The state, Siegmund said, decriminalized drugs before launching a plan to help addicts.
“It’s not helping our business,” he said. “Measure 110 was supposed to get treatment, but the infrastructure isn’t there to support it.”
“Far from solving the problem,” reports The Telegraph, “there is evidence that the liberal experiment is attracting addicts from elsewhere and the state, which lacks the capacity to provide treatment for thousands of addicts, is has seen overflow”.
“I have friends who work in Social Security,” Siegmund said, “and they say only 30 percent of the IDs they see are from Oregon.”
The possibly naive premise behind Measure 110 was the belief that when hit with a $100 fine, drug users would pick up a phone, call a self-help line, and enter a treatment program to avoid paying it .
Eugene Police Chief Chris Skinner said that while Oregan handed out approximately 6,000 citations, fewer than 125 users dialed the self-help line.
“We don’t have a single really successful example of someone going from a citation issued on the street to self-assessment and addiction services to a place of wellness,” Skinner told the Eugene City Council.
Oregon, he warned, “was on the verge of breaking the record for overdose calls and breaking the record for overdose deaths.”
“Police officers and firefighters are administering Narcan, life-saving Narcan at an alarming rate,” he said.
— BPR (@BIZPACReview) September 27, 2023
The police do not want to completely reverse Measure 110, but they want to make drug possession a crime again so that addicts can receive court treatment.

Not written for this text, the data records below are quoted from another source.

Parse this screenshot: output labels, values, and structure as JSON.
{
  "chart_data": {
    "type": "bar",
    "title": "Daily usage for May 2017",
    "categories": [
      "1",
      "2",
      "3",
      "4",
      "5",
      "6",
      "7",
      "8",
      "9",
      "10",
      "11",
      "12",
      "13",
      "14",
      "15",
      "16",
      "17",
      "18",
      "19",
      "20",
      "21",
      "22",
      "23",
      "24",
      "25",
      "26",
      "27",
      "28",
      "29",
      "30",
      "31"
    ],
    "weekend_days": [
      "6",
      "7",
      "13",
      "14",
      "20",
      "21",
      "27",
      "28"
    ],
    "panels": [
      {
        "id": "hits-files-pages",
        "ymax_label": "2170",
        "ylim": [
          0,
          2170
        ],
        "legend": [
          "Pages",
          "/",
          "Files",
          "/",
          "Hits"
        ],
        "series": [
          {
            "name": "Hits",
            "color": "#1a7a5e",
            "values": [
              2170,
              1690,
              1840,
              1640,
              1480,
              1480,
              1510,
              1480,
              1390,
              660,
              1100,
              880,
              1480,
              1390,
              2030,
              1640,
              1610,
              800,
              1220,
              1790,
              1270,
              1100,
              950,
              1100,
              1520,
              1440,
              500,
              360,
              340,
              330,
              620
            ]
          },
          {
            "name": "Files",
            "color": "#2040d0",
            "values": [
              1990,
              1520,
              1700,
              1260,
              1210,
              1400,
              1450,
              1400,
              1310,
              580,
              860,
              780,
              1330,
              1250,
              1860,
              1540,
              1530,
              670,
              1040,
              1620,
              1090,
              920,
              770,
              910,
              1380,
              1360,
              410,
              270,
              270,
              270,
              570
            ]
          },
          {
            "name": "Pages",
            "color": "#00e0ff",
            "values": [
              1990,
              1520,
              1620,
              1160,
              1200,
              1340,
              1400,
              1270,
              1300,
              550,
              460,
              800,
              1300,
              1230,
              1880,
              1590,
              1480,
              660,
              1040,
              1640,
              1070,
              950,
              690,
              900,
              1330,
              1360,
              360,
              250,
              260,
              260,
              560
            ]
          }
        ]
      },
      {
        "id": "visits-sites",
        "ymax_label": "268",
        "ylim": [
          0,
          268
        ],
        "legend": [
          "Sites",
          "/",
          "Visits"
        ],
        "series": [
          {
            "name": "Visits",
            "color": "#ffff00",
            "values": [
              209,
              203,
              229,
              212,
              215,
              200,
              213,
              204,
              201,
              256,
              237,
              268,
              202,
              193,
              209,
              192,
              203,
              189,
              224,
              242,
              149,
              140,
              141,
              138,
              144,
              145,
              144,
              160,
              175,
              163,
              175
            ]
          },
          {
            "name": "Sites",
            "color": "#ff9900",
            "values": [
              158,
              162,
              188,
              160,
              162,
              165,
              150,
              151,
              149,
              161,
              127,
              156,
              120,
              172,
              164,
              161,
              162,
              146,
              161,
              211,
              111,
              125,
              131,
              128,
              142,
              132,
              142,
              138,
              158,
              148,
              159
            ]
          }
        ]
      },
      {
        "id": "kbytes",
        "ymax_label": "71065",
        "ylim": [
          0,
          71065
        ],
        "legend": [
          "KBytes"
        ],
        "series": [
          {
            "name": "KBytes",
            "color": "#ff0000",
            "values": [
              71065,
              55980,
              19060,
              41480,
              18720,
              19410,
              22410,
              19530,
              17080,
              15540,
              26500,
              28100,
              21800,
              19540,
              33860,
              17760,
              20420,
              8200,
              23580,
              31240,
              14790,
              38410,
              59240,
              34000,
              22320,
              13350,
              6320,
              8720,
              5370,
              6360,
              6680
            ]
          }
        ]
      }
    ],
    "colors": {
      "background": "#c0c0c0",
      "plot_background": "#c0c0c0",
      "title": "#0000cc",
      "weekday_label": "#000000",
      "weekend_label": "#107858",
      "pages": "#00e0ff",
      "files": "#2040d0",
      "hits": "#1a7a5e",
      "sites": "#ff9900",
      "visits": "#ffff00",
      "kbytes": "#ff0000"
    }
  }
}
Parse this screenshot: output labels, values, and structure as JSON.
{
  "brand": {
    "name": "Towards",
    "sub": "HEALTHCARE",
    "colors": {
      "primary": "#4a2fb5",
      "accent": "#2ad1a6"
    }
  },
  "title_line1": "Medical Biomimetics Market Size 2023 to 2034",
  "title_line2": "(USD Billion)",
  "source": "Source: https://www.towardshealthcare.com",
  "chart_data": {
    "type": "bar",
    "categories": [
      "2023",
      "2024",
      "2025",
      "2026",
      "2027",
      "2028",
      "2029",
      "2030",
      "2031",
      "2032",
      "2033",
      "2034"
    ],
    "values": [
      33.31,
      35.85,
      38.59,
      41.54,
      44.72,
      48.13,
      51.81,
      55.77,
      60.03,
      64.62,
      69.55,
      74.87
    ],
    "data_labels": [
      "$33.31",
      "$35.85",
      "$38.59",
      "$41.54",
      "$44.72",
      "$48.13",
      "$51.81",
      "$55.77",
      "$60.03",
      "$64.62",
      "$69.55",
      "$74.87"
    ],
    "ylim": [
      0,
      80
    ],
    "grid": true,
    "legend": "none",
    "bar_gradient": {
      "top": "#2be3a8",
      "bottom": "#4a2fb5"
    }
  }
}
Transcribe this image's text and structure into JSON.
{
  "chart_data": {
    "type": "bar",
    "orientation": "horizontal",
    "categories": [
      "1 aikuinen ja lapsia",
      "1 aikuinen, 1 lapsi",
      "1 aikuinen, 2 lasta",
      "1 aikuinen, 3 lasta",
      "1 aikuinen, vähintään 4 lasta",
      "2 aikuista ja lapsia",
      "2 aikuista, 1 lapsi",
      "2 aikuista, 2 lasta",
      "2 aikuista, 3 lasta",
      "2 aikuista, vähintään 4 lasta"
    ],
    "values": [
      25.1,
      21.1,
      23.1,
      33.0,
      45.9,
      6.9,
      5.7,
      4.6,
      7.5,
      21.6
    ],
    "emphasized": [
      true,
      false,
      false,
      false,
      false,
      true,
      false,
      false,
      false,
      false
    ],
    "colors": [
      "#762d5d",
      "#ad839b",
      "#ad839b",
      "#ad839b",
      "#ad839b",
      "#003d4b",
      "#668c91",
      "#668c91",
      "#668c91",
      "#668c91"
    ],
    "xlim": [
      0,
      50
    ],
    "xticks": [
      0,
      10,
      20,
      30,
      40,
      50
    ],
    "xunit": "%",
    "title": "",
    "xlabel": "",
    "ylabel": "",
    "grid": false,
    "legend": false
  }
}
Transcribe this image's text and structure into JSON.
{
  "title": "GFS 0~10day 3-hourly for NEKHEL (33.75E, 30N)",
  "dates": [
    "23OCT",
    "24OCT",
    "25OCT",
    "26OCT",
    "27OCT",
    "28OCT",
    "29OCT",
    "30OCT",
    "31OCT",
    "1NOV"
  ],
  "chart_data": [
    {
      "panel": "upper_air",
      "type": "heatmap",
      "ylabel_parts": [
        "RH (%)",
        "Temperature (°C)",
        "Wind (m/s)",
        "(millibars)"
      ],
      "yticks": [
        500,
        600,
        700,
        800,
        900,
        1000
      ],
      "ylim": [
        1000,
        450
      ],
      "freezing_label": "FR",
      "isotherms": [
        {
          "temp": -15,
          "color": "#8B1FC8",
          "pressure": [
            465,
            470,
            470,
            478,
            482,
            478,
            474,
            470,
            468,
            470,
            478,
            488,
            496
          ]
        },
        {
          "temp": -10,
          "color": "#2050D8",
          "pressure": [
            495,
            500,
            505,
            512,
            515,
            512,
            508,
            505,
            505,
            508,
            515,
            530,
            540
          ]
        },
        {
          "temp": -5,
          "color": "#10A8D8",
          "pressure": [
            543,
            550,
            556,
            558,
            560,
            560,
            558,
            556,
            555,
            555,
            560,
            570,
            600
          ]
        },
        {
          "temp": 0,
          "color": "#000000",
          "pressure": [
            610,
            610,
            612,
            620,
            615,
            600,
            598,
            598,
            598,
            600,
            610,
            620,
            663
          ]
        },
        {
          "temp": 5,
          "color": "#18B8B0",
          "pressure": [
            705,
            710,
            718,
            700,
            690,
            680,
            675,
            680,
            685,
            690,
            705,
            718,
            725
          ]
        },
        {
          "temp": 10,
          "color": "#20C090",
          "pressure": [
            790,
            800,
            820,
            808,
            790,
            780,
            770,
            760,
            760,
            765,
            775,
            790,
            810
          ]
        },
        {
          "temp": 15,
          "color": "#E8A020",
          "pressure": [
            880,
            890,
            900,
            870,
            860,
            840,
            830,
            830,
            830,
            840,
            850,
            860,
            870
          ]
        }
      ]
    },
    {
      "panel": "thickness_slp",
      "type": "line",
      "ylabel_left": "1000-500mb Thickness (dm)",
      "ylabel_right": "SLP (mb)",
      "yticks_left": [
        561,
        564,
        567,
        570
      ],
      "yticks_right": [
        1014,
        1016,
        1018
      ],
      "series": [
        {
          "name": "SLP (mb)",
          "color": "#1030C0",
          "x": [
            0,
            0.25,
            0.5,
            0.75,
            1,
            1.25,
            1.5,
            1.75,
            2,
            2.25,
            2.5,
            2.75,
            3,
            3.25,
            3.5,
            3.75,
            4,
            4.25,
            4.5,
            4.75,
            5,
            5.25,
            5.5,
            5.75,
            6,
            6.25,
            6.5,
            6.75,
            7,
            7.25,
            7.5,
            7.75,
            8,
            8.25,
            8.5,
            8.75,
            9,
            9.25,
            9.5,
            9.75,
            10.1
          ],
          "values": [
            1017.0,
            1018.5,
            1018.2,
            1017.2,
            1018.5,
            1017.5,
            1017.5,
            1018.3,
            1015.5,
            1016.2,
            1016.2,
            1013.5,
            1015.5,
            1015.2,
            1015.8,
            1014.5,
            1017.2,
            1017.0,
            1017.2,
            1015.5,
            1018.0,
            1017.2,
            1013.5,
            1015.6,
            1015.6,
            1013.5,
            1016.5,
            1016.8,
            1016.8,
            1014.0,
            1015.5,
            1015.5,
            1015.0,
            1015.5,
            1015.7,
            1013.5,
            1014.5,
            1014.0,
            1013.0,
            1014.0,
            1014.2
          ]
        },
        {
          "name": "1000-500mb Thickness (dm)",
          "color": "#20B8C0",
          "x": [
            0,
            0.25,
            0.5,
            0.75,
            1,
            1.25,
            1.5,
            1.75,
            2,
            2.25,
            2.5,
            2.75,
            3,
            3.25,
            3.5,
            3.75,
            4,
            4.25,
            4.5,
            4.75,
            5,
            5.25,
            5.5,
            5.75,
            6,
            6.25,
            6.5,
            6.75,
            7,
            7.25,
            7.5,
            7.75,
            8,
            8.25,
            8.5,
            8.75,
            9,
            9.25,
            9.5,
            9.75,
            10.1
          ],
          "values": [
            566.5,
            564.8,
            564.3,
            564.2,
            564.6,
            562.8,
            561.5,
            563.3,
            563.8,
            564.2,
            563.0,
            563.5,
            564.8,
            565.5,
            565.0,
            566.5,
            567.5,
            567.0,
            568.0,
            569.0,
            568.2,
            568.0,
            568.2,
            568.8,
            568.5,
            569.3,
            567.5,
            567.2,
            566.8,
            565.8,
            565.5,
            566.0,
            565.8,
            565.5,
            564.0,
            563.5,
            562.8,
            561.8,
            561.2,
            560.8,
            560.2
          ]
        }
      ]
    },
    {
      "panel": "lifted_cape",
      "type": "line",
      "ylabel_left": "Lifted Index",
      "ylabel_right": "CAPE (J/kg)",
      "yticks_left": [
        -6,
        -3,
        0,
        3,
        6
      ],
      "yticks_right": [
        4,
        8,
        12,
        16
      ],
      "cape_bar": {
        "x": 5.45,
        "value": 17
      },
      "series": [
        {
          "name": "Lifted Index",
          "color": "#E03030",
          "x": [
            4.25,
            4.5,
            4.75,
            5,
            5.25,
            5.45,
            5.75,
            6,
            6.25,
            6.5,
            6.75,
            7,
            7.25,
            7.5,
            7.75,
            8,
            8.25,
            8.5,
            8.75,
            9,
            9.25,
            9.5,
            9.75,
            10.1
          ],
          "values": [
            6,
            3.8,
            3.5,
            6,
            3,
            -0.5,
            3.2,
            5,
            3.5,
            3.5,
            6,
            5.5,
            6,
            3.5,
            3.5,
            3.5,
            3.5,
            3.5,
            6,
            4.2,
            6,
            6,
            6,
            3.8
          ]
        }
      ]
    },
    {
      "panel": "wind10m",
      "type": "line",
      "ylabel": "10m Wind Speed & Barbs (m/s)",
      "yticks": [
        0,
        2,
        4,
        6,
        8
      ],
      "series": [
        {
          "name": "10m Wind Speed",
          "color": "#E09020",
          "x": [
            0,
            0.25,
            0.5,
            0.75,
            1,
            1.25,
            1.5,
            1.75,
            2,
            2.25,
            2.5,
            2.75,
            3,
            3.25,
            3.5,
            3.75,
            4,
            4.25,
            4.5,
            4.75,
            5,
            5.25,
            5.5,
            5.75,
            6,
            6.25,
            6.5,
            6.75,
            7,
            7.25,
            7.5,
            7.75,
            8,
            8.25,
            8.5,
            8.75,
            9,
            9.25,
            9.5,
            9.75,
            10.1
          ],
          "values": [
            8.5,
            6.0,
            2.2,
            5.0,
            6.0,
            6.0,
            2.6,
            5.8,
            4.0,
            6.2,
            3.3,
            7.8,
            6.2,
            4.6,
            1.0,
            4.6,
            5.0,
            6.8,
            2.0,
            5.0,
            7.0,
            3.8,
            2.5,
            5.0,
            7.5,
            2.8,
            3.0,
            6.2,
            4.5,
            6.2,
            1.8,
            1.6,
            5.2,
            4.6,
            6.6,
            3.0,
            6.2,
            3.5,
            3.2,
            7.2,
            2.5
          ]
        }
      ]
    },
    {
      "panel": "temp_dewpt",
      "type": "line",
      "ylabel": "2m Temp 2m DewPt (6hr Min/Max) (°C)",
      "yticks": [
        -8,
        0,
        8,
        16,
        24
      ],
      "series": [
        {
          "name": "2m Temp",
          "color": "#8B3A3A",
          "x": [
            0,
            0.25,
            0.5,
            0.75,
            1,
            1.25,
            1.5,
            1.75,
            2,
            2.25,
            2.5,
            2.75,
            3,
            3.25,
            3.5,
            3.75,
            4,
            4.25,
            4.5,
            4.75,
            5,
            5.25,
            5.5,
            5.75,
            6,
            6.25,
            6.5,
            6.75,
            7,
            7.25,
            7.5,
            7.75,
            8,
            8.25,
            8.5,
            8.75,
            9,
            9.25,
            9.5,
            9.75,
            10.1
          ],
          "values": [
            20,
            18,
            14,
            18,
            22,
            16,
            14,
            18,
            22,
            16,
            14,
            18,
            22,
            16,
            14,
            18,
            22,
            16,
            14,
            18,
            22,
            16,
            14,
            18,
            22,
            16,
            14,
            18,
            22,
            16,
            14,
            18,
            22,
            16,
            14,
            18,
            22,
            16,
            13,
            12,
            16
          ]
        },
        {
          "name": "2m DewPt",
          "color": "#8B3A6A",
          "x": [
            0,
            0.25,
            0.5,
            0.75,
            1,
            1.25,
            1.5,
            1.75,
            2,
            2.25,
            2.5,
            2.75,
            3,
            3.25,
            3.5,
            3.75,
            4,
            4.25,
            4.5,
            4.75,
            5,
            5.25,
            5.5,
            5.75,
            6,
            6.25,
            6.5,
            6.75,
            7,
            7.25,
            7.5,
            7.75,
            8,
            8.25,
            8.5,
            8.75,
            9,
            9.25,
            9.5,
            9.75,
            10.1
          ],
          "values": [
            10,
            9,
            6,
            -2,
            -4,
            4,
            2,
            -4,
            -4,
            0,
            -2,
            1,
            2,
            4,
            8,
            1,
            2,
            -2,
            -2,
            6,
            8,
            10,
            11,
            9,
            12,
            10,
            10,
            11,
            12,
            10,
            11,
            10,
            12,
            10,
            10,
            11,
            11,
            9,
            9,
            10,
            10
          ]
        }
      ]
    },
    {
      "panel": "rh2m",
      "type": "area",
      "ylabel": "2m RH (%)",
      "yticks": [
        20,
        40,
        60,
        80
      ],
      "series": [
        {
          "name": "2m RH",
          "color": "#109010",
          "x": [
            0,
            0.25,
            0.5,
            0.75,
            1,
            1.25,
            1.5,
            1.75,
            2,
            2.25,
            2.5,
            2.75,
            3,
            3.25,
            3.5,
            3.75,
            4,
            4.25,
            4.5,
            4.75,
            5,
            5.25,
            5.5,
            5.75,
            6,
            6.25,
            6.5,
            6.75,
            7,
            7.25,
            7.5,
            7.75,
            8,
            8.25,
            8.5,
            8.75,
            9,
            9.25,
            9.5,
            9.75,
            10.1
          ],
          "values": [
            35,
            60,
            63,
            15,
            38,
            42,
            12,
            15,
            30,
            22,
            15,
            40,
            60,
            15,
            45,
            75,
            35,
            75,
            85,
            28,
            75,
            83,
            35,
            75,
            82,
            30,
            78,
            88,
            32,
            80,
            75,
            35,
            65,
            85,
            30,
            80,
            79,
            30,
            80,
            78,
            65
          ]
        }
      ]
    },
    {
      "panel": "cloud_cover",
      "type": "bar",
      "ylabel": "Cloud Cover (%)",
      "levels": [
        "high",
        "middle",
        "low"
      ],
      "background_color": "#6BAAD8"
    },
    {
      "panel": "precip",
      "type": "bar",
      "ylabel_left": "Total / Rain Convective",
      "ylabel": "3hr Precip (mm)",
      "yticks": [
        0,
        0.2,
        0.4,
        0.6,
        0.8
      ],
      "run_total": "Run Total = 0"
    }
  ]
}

State companies want things to change.
Tiffany Edwards, vice president of policy and community development for the Eugene Chamber of Commerce, pointed out the measure’s “flaws.”
“When Measure 110 was passed, in our community we started to see a significant increase in crime and in particular outdoor drug use,” he told The Telegraph. “There have been many complaints from the business world. It is having a serious impact on our businesses, economic development and the well-being of our community.”
“We recognized that while Measure 110 coincided with the explosion of fentanyl in the US in general, I think what we learned was that there were a lot of flaws in the way the measure was implemented,” he said.
But not everyone wants to go back to the failed experiment.
Prosecuting drug users would “return to a harmful system where people are arrested and imprisoned for drug possession,” the Drug Policy Alliance argued.
“Prisoning people,” the organization said, “is a waste of resources that results in a revolving door of arrest and incarceration that never addresses the root causes of drug use.”